Alex Chilton RIP


Unexpectedly of an apparent heart attack at age 59, in the influential rock cult-hero's adopted hometown of New Orleans. The Memphis-bred singer/guitarist/songwriter, teenage leader of pop hitmakers the Box Tops in the late 60's and underground-legend "power pop/alternative" progenitors Big Star in the early 70's prior to his sporadic solo career, was to have played with the revamped Big Star lineup at SXSW in Austin this Saturday.

http://www.commercialappeal.com/news/2010/mar/17/memphis-musician-alex-chilton-dies/
zaikesman
I saw him in the late 80s and he tore it up. He started the show with Pinball Wizard at about 2X normal speed and continued to impress.

RIP and thanks for the memory Alex...
really excellent post, zaikesman--i'd forgotten about the cramps. truthfully, i never thought much of his post bs work, most of which sounded half-baked or acid-fried, and the boxtops weren't much more than a studio concoction with three or so great songs. but those three big star albums effectively invented a whole genre--without them, it's inconceivable that some of the greatest song bands of our generations (posiesteenagefanclubgametheoryrem) would exist.

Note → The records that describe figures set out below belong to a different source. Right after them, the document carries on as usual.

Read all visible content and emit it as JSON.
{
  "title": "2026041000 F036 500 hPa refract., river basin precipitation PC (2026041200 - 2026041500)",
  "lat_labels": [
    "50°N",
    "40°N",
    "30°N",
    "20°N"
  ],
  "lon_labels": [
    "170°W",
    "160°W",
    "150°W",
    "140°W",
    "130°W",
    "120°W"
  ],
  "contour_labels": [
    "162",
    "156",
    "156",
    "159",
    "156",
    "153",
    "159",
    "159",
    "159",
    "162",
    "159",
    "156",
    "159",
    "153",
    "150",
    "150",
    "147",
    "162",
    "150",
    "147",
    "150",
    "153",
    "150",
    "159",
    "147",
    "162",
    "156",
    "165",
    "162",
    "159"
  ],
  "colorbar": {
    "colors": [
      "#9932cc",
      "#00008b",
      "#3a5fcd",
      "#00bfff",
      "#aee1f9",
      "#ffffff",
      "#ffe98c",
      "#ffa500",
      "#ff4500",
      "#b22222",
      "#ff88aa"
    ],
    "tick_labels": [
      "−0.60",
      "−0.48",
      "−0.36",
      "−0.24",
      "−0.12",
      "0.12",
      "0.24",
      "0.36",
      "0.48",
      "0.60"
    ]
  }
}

so while we're eulogizing, let me extol the virtues of chilton's late great bs partner, chris bell, whose "i am the cosmos" is every bit as noteworthy as the big star records. this would be a good occassion for the unitiated to rush out and buy it.
LJ -- Agree about Chris Bell, and I do dig some of AC's solo stuff including "Like Flies On Sherbet" and "Bach's Bottom". Not for everybody I suppose, but if you can get with inspired shambling then there's nothing quite like it (most who shamble aren't nearly as inspired, or inspiring). As for the list of acts AC is oft said to have influenced, and that whole 80's "college rock" thing in general (Replacements excepted, who were "only" rock'n'roll in the best Stonsian sense of the word), I'll take the real deal way above the lot of 'em.
"Children by the millions scream for Alex Chilton and he come's running"

-- he was very worthy of having his own song

RIP
The death of Alex Chilton means goodbye to one of the great musicians of worship of the past four decades in the rock scene... a great loss.